This chapter describes the search engine robot. This chapter covers the following topics:
A search engine robot is an agent that identifies and reports on resources in its domains; it does so by using two kinds of filters: an enumerator filter and a generator filter.
The enumerator filter locates resources by using network protocols. It tests each resource, and, if it meets the selection criteria, it is enumerated. For example, the enumerator filter can extract hypertext links from an HTML file and use the links to find additional resources.
The generator filter tests each resource to determine if a resource description (RD) should be created. If the resource passes the test, the generator creates an RD which is stored in the search engine database.
How the Robot Works illustrates how the search engine robot works. In How the Robot Works, the robot examines URLs and their associated network resources. Each resource is tested by both the enumerator and the generator. If the resource passes the enumeration test, the robot checks it for additional URLs. If the resource passes the generator test, the robot generates a resource description that is stored in the search engine database.
Robot configuration files define the behavior of the search engine robots. These files reside in the directory /var/opt/SUNWportal/searchservers/search1/config/ directory.
Defines most of the operating parameters for the robot.
Contains all of the functions used by the Search Engine robot during the enumeration and generation filtering tasks.
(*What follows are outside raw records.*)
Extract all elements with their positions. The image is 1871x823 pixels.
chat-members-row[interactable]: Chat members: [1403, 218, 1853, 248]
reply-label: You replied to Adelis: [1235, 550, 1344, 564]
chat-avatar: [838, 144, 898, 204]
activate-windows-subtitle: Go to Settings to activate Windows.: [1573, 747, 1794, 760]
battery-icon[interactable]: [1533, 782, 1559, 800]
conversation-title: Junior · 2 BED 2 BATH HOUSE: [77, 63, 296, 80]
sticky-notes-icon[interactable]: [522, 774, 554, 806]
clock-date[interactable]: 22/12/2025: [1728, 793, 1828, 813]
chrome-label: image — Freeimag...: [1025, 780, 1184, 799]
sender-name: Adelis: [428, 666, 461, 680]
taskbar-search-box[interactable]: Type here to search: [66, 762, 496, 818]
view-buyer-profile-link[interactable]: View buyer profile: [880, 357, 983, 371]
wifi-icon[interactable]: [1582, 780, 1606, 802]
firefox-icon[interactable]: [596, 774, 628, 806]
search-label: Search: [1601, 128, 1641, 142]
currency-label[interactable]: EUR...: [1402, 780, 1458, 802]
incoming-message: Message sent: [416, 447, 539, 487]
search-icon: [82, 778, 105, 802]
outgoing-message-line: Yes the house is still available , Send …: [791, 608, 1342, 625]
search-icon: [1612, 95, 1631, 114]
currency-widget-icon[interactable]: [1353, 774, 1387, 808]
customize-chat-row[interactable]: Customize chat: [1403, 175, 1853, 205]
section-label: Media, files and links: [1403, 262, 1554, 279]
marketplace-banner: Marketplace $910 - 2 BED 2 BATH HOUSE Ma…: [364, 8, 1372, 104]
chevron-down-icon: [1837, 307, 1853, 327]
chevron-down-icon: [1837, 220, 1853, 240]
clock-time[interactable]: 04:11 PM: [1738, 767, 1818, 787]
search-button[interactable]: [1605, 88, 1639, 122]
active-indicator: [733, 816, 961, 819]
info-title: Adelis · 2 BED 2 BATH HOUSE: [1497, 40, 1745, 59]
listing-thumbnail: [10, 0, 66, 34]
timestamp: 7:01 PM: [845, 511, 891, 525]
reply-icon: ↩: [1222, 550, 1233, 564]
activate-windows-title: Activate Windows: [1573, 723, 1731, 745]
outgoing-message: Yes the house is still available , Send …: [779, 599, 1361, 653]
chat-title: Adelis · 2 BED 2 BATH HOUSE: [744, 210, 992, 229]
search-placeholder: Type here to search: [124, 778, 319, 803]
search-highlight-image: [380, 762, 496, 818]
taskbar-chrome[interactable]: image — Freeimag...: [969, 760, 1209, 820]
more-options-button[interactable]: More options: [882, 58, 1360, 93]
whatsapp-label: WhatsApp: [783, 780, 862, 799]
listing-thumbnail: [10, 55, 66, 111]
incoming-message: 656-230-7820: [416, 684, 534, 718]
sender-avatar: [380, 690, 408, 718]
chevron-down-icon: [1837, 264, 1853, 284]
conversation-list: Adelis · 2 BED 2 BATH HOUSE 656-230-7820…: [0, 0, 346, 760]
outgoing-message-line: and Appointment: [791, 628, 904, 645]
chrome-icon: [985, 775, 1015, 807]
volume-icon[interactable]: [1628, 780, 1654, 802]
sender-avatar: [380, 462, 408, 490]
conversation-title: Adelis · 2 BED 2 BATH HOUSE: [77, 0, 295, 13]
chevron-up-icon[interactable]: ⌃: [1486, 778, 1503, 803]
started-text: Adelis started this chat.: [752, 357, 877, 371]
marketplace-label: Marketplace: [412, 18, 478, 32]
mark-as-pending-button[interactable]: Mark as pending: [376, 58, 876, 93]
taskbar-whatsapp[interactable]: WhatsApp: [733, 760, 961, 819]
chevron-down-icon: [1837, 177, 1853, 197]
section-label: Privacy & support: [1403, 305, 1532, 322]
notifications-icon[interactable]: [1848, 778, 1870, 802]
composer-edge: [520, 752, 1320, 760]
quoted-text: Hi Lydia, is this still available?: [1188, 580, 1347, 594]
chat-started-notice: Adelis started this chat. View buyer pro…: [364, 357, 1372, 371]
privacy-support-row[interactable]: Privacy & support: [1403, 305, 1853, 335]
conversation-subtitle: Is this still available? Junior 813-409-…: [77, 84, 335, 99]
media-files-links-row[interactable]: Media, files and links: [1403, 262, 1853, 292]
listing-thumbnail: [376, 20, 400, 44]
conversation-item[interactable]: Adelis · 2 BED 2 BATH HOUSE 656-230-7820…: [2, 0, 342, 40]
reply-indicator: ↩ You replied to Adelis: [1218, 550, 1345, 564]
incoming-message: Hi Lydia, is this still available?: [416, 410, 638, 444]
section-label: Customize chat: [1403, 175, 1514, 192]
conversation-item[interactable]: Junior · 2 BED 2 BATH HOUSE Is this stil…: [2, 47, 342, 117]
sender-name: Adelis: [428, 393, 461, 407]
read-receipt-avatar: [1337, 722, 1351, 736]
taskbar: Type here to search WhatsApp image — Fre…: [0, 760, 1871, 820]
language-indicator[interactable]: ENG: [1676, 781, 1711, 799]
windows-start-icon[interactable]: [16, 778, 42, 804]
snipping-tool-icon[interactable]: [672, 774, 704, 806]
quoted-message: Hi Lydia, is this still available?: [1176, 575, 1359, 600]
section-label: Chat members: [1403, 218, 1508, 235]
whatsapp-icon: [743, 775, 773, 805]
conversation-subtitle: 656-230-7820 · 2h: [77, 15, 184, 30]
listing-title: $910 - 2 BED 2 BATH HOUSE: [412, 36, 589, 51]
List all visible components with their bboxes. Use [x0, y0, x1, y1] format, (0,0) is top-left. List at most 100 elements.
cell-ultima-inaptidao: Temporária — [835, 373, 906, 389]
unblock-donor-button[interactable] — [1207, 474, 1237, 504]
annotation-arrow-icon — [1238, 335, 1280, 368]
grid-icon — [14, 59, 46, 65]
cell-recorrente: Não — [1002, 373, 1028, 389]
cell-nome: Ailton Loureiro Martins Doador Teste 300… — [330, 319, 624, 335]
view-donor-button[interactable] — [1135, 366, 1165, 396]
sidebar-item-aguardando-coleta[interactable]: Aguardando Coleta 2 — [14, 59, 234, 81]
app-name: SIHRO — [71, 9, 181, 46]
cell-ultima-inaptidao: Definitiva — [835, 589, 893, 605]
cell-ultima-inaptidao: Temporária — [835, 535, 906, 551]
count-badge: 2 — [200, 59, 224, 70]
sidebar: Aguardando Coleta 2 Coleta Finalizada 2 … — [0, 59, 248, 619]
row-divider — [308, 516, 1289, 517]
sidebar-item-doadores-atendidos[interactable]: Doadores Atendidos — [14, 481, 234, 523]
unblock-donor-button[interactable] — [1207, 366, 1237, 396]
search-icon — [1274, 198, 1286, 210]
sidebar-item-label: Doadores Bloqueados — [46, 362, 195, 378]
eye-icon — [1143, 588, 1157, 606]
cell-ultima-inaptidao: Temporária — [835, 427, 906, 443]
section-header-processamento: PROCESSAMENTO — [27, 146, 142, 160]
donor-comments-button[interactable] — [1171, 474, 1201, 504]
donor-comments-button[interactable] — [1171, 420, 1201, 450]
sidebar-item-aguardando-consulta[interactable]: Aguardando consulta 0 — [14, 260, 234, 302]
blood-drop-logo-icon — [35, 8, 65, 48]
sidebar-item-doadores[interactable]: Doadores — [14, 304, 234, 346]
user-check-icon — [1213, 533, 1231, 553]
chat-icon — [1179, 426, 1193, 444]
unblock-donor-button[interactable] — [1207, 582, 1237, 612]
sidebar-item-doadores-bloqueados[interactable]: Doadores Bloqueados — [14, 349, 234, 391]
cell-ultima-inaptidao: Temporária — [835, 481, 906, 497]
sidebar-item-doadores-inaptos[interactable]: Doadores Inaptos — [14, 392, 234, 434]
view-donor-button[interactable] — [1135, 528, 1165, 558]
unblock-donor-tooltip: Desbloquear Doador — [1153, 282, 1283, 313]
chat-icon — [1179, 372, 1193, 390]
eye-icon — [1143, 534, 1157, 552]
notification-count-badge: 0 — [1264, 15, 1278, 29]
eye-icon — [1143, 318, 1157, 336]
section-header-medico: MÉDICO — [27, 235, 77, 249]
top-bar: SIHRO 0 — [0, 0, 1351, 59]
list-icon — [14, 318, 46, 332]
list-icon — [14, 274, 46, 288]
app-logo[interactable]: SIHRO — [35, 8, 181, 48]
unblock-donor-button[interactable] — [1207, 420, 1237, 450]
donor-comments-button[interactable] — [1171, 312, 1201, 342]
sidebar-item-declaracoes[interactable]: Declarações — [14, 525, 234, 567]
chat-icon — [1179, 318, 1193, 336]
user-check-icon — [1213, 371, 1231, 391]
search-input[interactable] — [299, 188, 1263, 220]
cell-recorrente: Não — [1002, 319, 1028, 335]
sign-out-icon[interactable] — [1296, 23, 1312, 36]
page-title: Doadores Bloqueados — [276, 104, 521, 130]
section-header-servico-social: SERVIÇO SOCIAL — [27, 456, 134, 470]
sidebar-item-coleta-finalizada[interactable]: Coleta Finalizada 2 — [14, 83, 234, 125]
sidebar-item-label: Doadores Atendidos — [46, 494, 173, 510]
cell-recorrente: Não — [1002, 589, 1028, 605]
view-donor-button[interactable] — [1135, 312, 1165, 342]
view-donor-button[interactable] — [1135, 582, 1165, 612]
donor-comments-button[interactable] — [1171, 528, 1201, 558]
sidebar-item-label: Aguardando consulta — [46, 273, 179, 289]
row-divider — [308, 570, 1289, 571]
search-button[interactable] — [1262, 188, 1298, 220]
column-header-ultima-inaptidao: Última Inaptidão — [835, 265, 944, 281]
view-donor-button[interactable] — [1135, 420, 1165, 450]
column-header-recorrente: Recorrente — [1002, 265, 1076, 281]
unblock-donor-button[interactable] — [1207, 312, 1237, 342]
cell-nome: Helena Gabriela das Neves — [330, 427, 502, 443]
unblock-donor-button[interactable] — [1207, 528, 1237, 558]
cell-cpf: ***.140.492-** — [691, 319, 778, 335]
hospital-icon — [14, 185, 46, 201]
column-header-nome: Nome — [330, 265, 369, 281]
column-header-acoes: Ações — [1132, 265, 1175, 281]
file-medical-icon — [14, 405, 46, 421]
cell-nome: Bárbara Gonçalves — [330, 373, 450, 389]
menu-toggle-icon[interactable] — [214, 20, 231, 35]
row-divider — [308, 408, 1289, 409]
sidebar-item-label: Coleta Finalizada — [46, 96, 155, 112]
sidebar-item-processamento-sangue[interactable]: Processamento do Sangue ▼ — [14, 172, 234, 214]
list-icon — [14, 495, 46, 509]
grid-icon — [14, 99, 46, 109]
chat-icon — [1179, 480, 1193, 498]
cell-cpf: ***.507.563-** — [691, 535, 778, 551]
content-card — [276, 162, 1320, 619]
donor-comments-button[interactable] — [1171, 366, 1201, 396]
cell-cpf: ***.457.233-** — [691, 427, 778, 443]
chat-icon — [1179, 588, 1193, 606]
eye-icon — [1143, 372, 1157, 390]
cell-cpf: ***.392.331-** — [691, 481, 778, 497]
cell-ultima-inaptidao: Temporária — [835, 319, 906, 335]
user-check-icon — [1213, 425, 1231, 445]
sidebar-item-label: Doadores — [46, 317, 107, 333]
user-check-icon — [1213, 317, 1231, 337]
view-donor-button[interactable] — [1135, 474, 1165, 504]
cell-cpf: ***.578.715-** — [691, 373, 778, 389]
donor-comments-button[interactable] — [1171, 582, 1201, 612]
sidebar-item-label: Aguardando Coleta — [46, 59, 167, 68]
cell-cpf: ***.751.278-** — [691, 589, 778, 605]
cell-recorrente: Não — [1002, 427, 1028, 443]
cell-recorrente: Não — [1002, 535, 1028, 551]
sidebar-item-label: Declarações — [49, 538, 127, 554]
Including the same functions for both enumeration and generation ensures that a single rule change affects both tasks.
Contains the starting points (also referred to as starting point URLs) and rules used by the filterrules-process function.
Contains rules used to classify RDs generated by the robot
Use the administration console to edit these configuration files.
The robot uses filters to determine which resources to process and how to process them. When the robot discovers references to resources as well as the resources themselves, it applies filters to each resource in order to enumerate it and to determine whether or not to generate a resource description to store in the search engine database.
The robot examines one or more starting point URLs, applies the filters, and then applies the filters to the URLs spawned by enumerating the starting point URLs, and so on. Note that the starting point URLs are defined in the filterrules.conf file.
A filter performs any required initialization operations and applies comparison tests to the current resource. The goal of each test is to either allow or deny the resource. A filter also has a shutdown phase during which it performs any required cleanup operations.
If a resource is allowed, it continues its passage through the filter. If a resource is denied, then the resource is rejected. No further action is taken by the filter for resources that are denied. If a resource is not denied, the robot will eventually enumerate it, attempting to discover further resources. The generator might also create a resource description for it.
Note that these operations are not necessarily linked. Some resources result in enumeration; others result in RD generation. Many resources result in both enumeration and RD generation. For example, if the resource is an FTP directory, the resource typically will not have an RD generated for it. However, the robot might enumerate the individual files in the FTP directory. An HTML document that contains links to other documents can produce a generated RD and can lead to enumeration of the linked documents as well.
Both enumerator and generator filters have five phases in the filtering process. They both have four common phases, Setup, Metadata, Data, and Shutdown. If the resource makes it past the Data phase, it is either in the Enumerate or Generate phase, depending on whether the filter is an enumerator or a generator.
Performs initialization operations. Occurs only once in the life of the robot.
Filters the resource based on metadata that is available about the resource. Metadata filtering occurs once per resource before the resource is retrieved over the network. Table 16–1 lists examples of common metadata types.
Metadata |
Description |
Example |
---|---|---|
Complete URL |
The location of a resource |
http://home.siroe.com/ |
Protocol |
The access portion of the URL |
http, ftp, file |
Host |
The address portion of the URL |
www.siroe.com: |
IP address |
Numeric version of the host |
198.95.249.6 |
PATH |
The path portion of the URL |
/index.html |
Depth |
Number of links from the starting point URL |
5 |
Filters the resource based on its data. Data filtering is done once per resource after it is retrieved over the network. Data that can be used for filtering includes:
content-type
content-length
content-encoding
content-charset
last-modified
expires
Enumerates the current resource in order to determine if it points to other resources to be examined.
Generates a resource description (RD) for the resource and saves it for adding it to the search engine database.
Performs any needed termination operations. Occurs once in the life of the robot.